Toxic info to stay off Web

Fearing that the global reach of the Internet will prove too helpful to terrorists, the Justice Department and the Environmental Protection Agency have issued a final rule for keeping information about potentially deadly chemical spills at U.S. industrial plants off government World Wide Web pages.

Fearing that the global reach of the Internet will prove too helpful to

terrorists, the Justice Department and the Environmental Protection Agency

have issued a final rule for keeping information about potentially deadly

chemical spills at U.S. industrial plants off government World Wide Web

pages.

However, in an effort to inform the public of chemical risks, the agencies

propose creating a World Wide Web-based "risk indicator system" that would

tell people if their homes, schools or workplaces are in a "vulnerable zone"

for a chemical spill.

The EPA also proposes making less sensitive chemical plant information

available on the Web "to facilitate risk reduction dialogues" with the public,

plant operators and local officials. Those two steps represent at least

a partial effort to accomplish what the EPA set out to do in the mid-1990s

by posting risk-management plans on the Internet. The intent was to keep

the American public informed about chemical dangers in their communities.

"The problem is, of course, they still do not tell citizens why they

are at risk," said Ari Schwartz, a policy analyst at the Center for Democracy

and Technology in Washington, D.C.

The decision to pull detailed chemical risk information from federal

Web sites has helped fuel a debate about freedom of speech, open government

and the public's right to know, and privacy and security.

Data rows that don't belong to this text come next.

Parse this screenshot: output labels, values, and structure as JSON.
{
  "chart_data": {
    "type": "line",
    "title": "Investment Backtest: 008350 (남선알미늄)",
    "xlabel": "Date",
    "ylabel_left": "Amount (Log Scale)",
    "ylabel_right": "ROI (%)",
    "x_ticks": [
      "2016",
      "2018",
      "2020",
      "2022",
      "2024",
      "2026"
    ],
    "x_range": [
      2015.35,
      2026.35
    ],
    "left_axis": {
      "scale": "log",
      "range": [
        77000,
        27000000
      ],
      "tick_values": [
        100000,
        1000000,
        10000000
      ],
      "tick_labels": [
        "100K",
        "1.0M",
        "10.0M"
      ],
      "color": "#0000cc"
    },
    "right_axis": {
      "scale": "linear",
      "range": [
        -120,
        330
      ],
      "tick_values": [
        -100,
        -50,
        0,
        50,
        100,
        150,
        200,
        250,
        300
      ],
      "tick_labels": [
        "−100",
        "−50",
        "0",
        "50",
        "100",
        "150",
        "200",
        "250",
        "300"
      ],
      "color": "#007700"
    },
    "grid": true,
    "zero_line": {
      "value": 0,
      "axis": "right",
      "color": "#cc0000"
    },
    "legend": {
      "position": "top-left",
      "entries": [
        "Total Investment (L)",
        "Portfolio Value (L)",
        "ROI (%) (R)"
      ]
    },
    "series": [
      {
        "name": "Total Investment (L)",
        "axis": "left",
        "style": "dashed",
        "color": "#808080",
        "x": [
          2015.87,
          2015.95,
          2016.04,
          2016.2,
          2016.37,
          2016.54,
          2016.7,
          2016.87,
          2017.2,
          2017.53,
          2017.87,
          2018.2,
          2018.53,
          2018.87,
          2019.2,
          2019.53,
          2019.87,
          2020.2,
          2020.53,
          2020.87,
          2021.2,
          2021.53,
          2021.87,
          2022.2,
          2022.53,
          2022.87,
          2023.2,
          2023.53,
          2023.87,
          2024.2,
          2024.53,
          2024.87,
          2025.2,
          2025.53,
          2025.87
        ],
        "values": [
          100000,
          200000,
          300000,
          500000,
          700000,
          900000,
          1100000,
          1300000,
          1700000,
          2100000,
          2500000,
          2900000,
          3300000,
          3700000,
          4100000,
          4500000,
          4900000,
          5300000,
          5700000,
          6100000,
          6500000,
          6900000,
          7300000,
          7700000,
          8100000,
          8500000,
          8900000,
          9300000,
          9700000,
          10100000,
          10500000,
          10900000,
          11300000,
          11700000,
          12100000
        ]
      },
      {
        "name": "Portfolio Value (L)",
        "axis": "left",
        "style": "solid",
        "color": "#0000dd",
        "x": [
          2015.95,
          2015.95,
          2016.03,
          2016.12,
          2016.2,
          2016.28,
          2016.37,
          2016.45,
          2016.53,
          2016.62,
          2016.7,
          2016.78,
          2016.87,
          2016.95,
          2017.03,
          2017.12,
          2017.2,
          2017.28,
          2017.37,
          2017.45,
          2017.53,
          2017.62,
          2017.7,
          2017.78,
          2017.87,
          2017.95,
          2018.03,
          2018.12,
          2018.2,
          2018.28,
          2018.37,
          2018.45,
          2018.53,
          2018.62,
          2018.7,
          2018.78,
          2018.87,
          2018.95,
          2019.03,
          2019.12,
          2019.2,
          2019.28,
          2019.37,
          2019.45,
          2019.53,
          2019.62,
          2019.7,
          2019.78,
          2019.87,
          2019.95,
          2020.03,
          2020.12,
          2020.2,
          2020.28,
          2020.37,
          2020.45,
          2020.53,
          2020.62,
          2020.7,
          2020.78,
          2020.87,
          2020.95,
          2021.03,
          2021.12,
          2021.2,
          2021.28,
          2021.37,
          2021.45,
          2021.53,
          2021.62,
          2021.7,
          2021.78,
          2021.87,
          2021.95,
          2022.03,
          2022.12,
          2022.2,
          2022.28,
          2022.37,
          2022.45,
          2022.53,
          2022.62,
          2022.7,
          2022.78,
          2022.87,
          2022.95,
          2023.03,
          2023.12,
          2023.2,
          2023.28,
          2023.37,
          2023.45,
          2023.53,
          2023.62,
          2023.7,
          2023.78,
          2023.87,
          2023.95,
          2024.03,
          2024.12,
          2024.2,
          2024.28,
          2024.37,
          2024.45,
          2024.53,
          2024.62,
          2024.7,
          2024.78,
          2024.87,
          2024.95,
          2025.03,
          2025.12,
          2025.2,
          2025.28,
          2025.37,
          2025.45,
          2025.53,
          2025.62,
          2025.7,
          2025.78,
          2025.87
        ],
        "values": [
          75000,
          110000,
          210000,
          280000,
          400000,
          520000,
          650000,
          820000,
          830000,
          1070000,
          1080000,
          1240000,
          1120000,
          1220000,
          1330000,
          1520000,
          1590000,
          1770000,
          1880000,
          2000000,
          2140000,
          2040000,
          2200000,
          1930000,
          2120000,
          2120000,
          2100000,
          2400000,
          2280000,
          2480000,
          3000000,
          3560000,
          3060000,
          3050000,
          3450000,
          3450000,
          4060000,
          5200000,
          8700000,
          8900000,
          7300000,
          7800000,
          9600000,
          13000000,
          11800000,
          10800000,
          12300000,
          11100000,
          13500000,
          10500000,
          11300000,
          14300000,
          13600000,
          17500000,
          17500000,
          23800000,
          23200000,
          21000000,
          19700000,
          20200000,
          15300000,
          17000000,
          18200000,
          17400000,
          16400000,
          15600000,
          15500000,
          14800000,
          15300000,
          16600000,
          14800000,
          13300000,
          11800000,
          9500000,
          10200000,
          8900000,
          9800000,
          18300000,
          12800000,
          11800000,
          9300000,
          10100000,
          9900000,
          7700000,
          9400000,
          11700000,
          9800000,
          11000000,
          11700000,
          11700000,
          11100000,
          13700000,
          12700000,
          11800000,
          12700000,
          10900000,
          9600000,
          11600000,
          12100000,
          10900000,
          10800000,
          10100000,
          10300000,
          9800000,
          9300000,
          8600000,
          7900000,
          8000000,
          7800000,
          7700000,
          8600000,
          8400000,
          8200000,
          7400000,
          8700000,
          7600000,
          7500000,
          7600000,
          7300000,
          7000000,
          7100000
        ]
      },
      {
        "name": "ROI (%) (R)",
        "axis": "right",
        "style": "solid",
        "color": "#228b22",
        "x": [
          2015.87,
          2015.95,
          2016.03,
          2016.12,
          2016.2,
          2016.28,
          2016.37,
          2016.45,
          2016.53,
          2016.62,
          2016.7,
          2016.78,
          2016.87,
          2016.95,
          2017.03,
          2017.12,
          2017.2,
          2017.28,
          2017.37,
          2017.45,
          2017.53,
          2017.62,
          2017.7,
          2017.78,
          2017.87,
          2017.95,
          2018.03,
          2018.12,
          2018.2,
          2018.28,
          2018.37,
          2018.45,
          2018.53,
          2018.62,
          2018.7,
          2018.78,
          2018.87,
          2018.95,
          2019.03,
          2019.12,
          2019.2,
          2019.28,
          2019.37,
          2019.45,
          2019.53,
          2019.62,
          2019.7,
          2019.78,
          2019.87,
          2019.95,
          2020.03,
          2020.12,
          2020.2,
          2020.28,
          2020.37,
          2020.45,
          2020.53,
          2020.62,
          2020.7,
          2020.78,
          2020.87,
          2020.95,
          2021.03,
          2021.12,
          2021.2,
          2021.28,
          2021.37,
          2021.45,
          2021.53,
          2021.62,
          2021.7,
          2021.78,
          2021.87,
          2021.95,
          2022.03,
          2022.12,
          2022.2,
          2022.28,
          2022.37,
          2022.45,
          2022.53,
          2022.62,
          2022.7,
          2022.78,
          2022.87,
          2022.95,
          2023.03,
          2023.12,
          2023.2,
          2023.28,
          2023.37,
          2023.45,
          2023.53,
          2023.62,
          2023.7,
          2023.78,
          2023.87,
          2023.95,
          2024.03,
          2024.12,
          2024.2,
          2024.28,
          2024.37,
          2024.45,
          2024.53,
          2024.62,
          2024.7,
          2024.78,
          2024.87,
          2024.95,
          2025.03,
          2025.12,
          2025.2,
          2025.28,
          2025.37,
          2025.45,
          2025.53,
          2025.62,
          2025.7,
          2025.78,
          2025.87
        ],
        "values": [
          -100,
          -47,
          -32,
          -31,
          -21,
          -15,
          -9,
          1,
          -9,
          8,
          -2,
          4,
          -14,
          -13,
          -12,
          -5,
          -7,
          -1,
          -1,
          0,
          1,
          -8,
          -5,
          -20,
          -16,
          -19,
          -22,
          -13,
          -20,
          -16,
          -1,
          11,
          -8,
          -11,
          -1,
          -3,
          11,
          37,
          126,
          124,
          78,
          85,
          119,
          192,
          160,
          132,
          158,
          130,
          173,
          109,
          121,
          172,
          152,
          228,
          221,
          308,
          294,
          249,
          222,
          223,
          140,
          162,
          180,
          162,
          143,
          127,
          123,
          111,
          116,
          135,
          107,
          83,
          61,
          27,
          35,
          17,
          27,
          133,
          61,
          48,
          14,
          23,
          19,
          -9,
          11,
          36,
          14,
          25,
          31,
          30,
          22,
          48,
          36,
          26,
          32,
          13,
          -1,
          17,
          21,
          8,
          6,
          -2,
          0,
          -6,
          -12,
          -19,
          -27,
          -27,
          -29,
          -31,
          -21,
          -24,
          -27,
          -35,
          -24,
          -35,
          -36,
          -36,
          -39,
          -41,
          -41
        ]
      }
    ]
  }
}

Some argue that the worldwide reach of the Internet makes it dangerous

to post information on Web sites even when it is considered safe to publish

the same information on paper.

But others say muzzling the Internet violates the government's obligation

to inform the public. The debate may be taken up in Congress, where Sen.

Frank Lautenberg and Rep. Rush Holt, both New Jersey Democrats, have introduced

legislation that would require tighter security at plants that use hazardous

chemicals and that would permit chemical spill information to return to

the Internet.

On Aug. 9, Holt and Lautenberg decried the "virtual blackout of information

to millions of workers and citizens who work and live near chemical plants."

For now, though, the detailed "risk-management plans" that the EPA has

collected from more than 15,000 companies are banned from EPA Web sites.

Instead, the plans will be made available to the public only in closely

monitored federal reading rooms on a limited basis.